Major players in the market include: 3M (MMM), Applied Materials (AMAT), Intel (INTC) and Toshiba (TOSYY).

Research Highlights

• North America’s semiconductor wafers market should grow from $4.5 billion in 2018 to $5.8 billion by 2023 with a compound annual growth rate (CAGR) of 5.4% for the period of 2018-2023.

• EMEA semiconductor wafers market should grow from $4.0 billion in 2018 to $5.1 billion by 2023 with a compound annual growth rate (CAGR) of 5%.

• After registering a value of $1.10 per square inch in 2017, the average selling price (ASP) for semiconductor silicon wafers (not including solar/photovoltaic cells) will change from $1.18 per square inch in 2018 to $1.20 per square inch in 2023: an increase of 2.1%.

“Stability in the ASP (average selling price) will be largely due to price escalation in silicon wafers in 2018-2019,” writes analyst Shalini Ramamurthy. “Compound semiconductor wafers, on the other hand, will witness a steady decline in ASP. Silicon wafer manufacturing requires substantive investment and long gestation periods. Consequently, there are only a few wafer manufacturers large enough to influence pricing. The rest cater mainly to niche markets. Another pertinent observation is that the scale of operations in silicon wafers is substantially higher than in compound semiconductors. The ASP of silicon wafers is also much lower.

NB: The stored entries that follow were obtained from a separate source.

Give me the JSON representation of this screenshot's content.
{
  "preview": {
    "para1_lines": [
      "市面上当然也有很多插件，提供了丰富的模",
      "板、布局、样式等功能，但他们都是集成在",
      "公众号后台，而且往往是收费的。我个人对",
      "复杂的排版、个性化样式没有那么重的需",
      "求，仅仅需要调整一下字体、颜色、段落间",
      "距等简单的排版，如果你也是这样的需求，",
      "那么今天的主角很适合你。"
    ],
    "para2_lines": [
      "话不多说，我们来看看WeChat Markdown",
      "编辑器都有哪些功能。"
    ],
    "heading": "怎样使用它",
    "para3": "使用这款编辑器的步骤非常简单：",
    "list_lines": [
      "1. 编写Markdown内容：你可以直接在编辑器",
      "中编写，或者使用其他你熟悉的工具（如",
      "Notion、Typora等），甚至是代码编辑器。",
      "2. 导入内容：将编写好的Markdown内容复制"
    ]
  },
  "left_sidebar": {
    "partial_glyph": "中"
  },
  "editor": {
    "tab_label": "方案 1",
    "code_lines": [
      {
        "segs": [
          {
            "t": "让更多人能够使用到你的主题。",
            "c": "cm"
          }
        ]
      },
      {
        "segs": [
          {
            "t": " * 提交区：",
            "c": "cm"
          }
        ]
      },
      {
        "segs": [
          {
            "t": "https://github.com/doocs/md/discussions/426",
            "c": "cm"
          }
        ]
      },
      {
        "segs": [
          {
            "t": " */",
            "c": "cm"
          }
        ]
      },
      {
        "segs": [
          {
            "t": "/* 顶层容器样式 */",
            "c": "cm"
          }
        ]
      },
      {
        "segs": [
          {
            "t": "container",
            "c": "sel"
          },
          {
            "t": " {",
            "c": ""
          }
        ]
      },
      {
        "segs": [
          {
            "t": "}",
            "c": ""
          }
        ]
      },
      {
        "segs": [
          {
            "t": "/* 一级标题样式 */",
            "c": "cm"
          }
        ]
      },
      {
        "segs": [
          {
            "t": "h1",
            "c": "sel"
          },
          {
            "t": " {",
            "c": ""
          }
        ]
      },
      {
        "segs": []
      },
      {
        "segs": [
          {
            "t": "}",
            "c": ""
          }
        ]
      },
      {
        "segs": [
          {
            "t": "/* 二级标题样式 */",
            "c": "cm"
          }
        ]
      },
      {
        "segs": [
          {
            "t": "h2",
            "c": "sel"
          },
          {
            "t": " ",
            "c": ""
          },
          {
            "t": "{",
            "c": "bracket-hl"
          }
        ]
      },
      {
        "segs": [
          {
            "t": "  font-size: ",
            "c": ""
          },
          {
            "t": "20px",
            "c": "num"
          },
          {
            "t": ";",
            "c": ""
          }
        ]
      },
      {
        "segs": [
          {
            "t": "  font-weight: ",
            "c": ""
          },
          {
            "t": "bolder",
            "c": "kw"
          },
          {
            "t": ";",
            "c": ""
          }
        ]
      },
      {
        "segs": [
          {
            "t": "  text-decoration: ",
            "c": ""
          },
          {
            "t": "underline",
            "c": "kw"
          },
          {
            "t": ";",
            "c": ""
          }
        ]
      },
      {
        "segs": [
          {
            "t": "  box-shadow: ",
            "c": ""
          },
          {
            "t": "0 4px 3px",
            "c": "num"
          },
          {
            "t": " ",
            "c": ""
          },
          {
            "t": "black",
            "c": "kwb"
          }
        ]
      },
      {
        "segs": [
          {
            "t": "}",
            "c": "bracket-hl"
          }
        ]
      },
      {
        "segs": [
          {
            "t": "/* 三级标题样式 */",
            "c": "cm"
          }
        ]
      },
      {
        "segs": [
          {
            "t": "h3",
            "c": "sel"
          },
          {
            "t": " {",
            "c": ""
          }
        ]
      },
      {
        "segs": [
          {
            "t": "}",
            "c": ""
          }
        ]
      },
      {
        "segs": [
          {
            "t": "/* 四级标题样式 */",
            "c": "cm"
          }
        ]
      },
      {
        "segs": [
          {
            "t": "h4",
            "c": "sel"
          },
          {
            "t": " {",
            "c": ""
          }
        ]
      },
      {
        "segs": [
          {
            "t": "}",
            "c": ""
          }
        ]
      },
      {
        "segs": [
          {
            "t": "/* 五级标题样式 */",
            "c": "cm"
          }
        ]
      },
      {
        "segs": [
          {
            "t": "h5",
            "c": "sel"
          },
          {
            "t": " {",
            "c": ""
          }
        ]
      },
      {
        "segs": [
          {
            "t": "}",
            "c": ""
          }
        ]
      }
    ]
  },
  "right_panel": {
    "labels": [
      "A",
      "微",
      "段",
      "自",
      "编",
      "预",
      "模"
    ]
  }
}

The Pattern of Price Fluctuations

For ASP movement, wafer manufacturers have historically resorted to a steady annual reduction in wafer prices followed by an occasional rise (once every few years) in response to rising input costs. This spike in prices is followed by a steady decline, yearly, which is expected as the input costs stabilize and manufacturers benefit from the depreciation of equipment. The spike in prices in 2018-2019 however, is expected to be sharp enough to keep prices on an even keel in 2023, compared to 2018 levels.